Logistics and analytics play a large part in inventory management. The amount of products you maintain in stock tells you about purchasing trends, seasonal trends, and fluctuating customer demand.

1. Inventory Forecasting System


When ordering products for your inventory, you need to be able to have a solid figure in mind. And since you can’t tell how many items would sell ahead of time, you tend to use a rough estimate. This estimate can be more accurate if you base it on the sales of the past four to six months.

Forecasting becomes easier when you calculate the estimate by taking into account previous sales, current growth rate, market trends, and upcoming ad campaigns. Ideally, you should order inventory that is neither too little nor too much. If you order in excess, you unnecessarily spend on items that would remain unsold.

On the other hand, if you don’t order enough, it would reflect badly on your customer service and you’d end up losing potential sales. A quality inventory system can considerably improve your forecasting capabilities.

2. Par Inventory System

Through a Periodic Automatic Replenishment system, you can determine the quantity of a product that a store should have at all times. The par levels vary depending on how many products sell at a given time and how much you order. So it is wise to have a system that tracks this information automatically. It can be rather difficult to keep a record of all the items manually.

And you can’t afford to lose track of par levels because that could lead you to run out of a popular item and annoy your customers. Therefore, make it a point to check par levels from time to time. In this way, you’ll be prepared to increase stock well in time.

3. Barcode Scanning


Setting up a barcode system for your items is another effective method of managing your inventory. Many retail stores make use of this system as it’s very simple and accurate. By simply scanning the barcode, the system updates the inventory automatically and lets you know how many products of a kind are left. So consider investing in a quality barcode system. They are inexpensive but save you a lot of hassle.

4. Use a Software

According to a report by Wasp, over 40% of small businesses still use manual ways of inventory management. They are hence likely to make mistakes. In today’s digital age, it is imperative to have inventory software that can help avoid human error and the problems that come with it. But you need to choose the apt inventory management software for your business.

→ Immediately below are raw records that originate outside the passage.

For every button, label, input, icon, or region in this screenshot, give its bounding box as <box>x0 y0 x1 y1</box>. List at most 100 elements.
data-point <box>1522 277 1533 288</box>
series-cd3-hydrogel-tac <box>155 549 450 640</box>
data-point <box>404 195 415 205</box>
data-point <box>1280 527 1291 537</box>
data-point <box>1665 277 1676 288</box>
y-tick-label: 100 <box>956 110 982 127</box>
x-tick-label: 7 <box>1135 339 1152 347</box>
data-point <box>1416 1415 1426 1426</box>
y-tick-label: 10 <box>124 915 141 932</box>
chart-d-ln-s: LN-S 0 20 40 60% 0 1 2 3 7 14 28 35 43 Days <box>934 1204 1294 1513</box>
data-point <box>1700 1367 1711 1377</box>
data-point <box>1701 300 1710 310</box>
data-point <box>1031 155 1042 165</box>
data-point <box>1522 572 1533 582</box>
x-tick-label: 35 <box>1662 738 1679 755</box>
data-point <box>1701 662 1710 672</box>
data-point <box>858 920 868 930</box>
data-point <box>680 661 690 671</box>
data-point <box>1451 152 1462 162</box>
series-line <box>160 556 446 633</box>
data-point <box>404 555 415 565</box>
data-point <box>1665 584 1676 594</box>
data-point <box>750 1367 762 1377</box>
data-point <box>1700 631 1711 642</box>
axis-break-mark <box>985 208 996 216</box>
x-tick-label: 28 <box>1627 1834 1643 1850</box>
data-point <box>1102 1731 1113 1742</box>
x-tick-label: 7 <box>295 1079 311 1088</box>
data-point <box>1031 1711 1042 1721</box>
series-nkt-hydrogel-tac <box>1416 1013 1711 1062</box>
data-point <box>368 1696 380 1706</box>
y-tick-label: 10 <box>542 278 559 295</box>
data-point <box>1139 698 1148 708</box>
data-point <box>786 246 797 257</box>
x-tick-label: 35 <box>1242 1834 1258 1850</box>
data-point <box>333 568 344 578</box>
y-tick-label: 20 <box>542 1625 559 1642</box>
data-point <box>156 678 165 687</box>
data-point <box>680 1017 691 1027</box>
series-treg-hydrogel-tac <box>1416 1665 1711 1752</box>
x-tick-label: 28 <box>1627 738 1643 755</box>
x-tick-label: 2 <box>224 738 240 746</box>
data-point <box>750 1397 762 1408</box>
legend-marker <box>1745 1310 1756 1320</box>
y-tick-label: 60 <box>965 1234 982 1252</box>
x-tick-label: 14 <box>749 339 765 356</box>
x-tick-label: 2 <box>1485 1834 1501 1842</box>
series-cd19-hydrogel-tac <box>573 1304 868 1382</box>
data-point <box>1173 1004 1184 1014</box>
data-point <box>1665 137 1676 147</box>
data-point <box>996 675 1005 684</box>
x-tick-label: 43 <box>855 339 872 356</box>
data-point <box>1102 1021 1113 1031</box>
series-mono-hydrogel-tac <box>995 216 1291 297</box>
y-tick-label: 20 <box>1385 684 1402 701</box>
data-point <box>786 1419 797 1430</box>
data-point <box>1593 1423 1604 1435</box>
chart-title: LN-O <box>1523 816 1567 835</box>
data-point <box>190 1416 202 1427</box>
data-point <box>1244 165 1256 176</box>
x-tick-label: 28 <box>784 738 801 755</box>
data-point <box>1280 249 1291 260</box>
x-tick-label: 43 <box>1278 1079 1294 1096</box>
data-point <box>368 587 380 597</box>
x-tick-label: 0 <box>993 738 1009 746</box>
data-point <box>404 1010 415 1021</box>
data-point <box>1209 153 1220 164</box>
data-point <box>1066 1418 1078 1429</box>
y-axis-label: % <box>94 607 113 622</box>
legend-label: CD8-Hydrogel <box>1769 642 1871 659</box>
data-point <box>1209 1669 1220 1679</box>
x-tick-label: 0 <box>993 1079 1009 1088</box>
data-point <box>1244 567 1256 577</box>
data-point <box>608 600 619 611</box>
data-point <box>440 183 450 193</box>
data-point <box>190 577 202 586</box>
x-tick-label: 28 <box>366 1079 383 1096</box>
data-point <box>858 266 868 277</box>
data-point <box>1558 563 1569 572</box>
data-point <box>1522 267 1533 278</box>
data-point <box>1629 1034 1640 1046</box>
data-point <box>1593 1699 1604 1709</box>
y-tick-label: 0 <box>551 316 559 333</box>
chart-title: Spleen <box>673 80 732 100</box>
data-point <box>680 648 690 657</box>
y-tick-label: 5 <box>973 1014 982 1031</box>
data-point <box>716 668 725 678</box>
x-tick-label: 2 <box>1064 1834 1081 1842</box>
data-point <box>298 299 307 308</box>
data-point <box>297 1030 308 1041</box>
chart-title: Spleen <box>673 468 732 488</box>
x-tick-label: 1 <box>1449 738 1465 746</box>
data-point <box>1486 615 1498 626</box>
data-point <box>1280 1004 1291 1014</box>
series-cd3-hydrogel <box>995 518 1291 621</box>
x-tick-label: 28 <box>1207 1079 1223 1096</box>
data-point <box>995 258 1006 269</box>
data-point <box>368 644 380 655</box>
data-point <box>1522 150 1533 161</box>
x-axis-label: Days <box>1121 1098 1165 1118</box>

For this purpose, you will need to consider factors such as the nature of your business, the size of your company, and much more. Once you are well aware of your needs, look for software that meets them in the best possible way. Choose a software that is capable of analyzing data in real-time, notices understocking and overstocking, and also takes seasonality into consideration.

You could also use the software for price optimization. In this way, you can get useful recommendations on when to sell at lower or higher prices and also which products would sell best in a particular season. This would not just allow you to sell a product for the best price/profit margin but also make space for new inventory.

5. Conduct Regular Audits


Regular audits can ensure that your recorded data is in line with the situation at your warehouse/store. If you don’t practice timely auditing, you run the risk of losing or misplacing certain data. This can lead to issues like having lesser inventory than predicted, popular products running out, and others misplacing.

Auditing is particularly important in the case of online stores. This is because when you handle things digitally, the risk of them getting mixed up is higher. And that has nothing to do with software problems. It is largely because you do not double-check and trust the system to do all the work. Remember even the more sophisticated software/systems need to be checked from time to time.